I have been fortunate enough to realize where my voice echoes strongest, with greatest vibrato, and highest pitch. My voice can be heard fiercely through my paintings, which allows me to rediscover my love for color and texture.
I once drew inspiration from movie stills, re-creating those images to capture a snap shot of a particular emotion. My portraiture has evolved into reflecting on my perspective of growing up as a person of color; a black child in America.
I prefer to interweave stories of my culture; paying homage to our history, celebrating our endlessly-dope style, detailing the social and health inequities that we continue to fight against, and lastly what brings us joy.
The subject matter I choose possesses color that can be described as evocative, bold, and unapologetically dramatic. By rediscovering how colors can be manipulated on a surface, and using those colors to tell a story is how I fall in love with painting over and over again.

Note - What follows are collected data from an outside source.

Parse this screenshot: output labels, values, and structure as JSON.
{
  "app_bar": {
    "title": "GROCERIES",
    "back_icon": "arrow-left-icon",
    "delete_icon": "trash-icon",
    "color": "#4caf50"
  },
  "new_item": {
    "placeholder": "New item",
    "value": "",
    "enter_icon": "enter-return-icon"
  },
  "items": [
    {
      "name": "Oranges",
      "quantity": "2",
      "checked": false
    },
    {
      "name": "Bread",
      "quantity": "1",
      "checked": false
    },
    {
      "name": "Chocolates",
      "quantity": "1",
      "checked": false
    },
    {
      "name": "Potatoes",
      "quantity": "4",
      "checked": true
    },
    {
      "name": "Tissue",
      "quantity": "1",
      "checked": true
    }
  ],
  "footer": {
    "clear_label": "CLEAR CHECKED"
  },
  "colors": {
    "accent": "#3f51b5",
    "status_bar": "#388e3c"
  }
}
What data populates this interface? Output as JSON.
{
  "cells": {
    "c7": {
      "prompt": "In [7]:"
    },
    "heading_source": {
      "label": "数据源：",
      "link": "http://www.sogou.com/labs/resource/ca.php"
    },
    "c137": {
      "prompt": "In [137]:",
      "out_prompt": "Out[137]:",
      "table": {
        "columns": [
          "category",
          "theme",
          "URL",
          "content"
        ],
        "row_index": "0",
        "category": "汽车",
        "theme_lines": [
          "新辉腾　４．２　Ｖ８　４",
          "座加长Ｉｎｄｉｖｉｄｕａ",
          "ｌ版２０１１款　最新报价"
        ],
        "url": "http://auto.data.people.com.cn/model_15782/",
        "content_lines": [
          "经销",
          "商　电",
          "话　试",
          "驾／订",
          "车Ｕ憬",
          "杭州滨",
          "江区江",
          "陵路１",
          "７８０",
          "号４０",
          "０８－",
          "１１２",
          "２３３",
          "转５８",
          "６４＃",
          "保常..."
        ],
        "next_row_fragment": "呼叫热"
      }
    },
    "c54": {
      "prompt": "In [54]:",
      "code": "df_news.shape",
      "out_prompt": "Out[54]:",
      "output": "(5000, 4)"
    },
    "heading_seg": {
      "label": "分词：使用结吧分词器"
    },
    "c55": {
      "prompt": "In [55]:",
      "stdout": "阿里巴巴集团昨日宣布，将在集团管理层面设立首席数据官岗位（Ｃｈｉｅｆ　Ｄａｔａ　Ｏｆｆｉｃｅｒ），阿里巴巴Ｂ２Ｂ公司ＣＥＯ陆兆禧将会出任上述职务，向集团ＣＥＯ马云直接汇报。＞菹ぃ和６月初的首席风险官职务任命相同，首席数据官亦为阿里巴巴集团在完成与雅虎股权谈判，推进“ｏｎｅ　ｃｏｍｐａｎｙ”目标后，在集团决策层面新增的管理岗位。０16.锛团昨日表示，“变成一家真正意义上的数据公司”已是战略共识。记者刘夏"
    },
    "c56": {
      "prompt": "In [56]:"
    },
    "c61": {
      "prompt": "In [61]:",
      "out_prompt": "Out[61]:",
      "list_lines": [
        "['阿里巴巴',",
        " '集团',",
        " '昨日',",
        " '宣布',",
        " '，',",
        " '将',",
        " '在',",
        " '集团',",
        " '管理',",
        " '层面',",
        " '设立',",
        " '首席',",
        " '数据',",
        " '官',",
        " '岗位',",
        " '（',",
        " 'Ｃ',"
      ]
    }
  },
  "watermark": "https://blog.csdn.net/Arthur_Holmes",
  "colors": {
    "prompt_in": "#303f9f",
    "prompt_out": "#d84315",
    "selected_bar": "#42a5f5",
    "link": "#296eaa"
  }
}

New York based painter, Eesha Suntai, began exploring her passion for art as a young girl while watching her mother in her beauty salon. As her mother transformed the hairstyles of her clients, Eesha began to sketch the “Before & After” in her sketchbook, creating her own tutorial of each step of her mother’s process. The idea of “capturing natural beauty” remained with her as she cultivated her creative talents into adulthood.
With both acrylic and oil paint as her primary painting mediums, Eesha’s focus is to utilize bright and bold hues to promote calm and healing, while simultaneously interweaving complex issues of identity and self-awareness specifically affecting the African American community.
Over the years, her technique has evolved into a style combination of Realist & Hyperrealist Portraiture. Using an extensive color palette across large scale paintings, Eesha Suntai creates a tension between the person in the painting and the observer-where the painting stares out to the world in a transfixed glare. Within the confines of Eesha Suntai’s paintings there are nods to Black culture, which she believes, “Adds another invisible layer to story-telling that compels me to continue painting”.
In 2012, Suntai received her BFA in Studio Art from Adelphi University- with honors.
Currently, she is a featured artist with the KAC Gallery of Fellow Artists, and has shown in art exhibitions all around the New York and New Jersey Tri-State area.